The Democratic leader in the Kansas senate blasted the Brownback administration for hiring outside counsel, at extra cost to the taxpayers. It’s a classic move out of the Bush administration to shift public moneys to for-profit providers of services that have traditionally and often more effectively been provided by the public sector.
But it’s important to focus on the cast of characters in this story. PAC’s and individuals associated with Koch industries gave more to Sam Brownback than to any other politician, and as a federal candidate Koch-connected donors were Brownback’s biggest contributors. Brownback entered politics as a holy warrior, so there was never any question that the Koch brothers were backing someone for whom cultural and social matters were at least as important as the anti-regulatory, pro-corporate class warfare most associated with the Kochs and the political operations they’ve funded, including Americans For Prosperity, which essentially created the tea party “movement.”
It’s often claimed that the Kochs, as libertarians, don’t have a conservative social and cultural agenda. It’s true they don’t talk about abortion much, but it’s hard to accept the claim commonly made that what caffeinated the tea party was only conservative economic populism, and not also the social and cultural radicalism that increasingly lead younger, browner, more educated and more suburban voters to turn against the GOP. But look what happens when culture warrior Sam Brownback needs skilled, trusted attorneys to defend his state’s cultural revanchism: he goes to the law firm that represents the godfathers of the tea party movement, the Koch brothers.

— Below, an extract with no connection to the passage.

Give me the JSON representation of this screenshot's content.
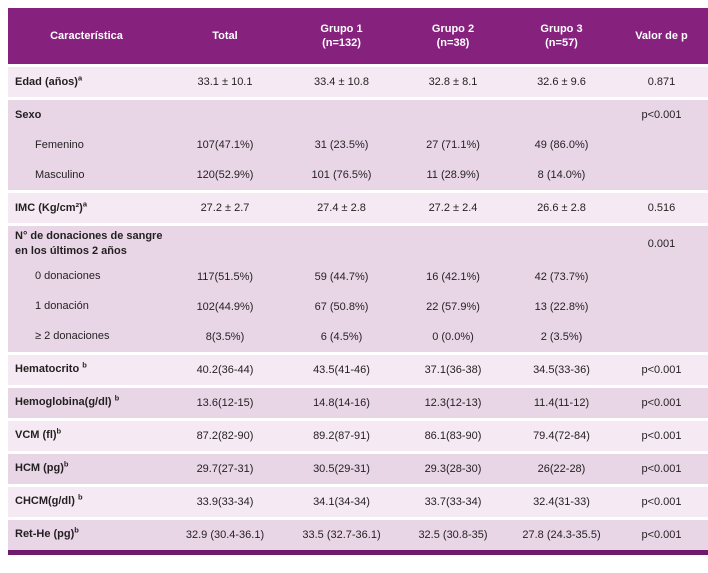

This should put to rest any question whether the Koch brothers are benign figures in the American culture wars. If they saw social issues as a sideshow that detracted from their political goals and interests, it’s hard to imagine that their law firm–Koch is probably their biggest client, and they’re based in Wichita, site of the murder of Dr George Tiller–would take on such a controversial case. Foulston Siefkin representing Kansas in its attempt to ban abortions in the entire state does not mean the Koch brothers want abortion regulated out of existence in Kansas. But the fact that the Koch’s are allowing their law firm to help pursue that policy means that at best the Koch’s don’t object if politicians who benefit from their patronage pursue the rightwing social and cultural agenda that supposedly isn’t at the heart of the tea-party driven Republican party. It’s also a grimly ironic demonstration that the Koch’s don’t mind if their attorneys defend what have been alleged are excessive government regulation, provided that what’s being regulated are abortions.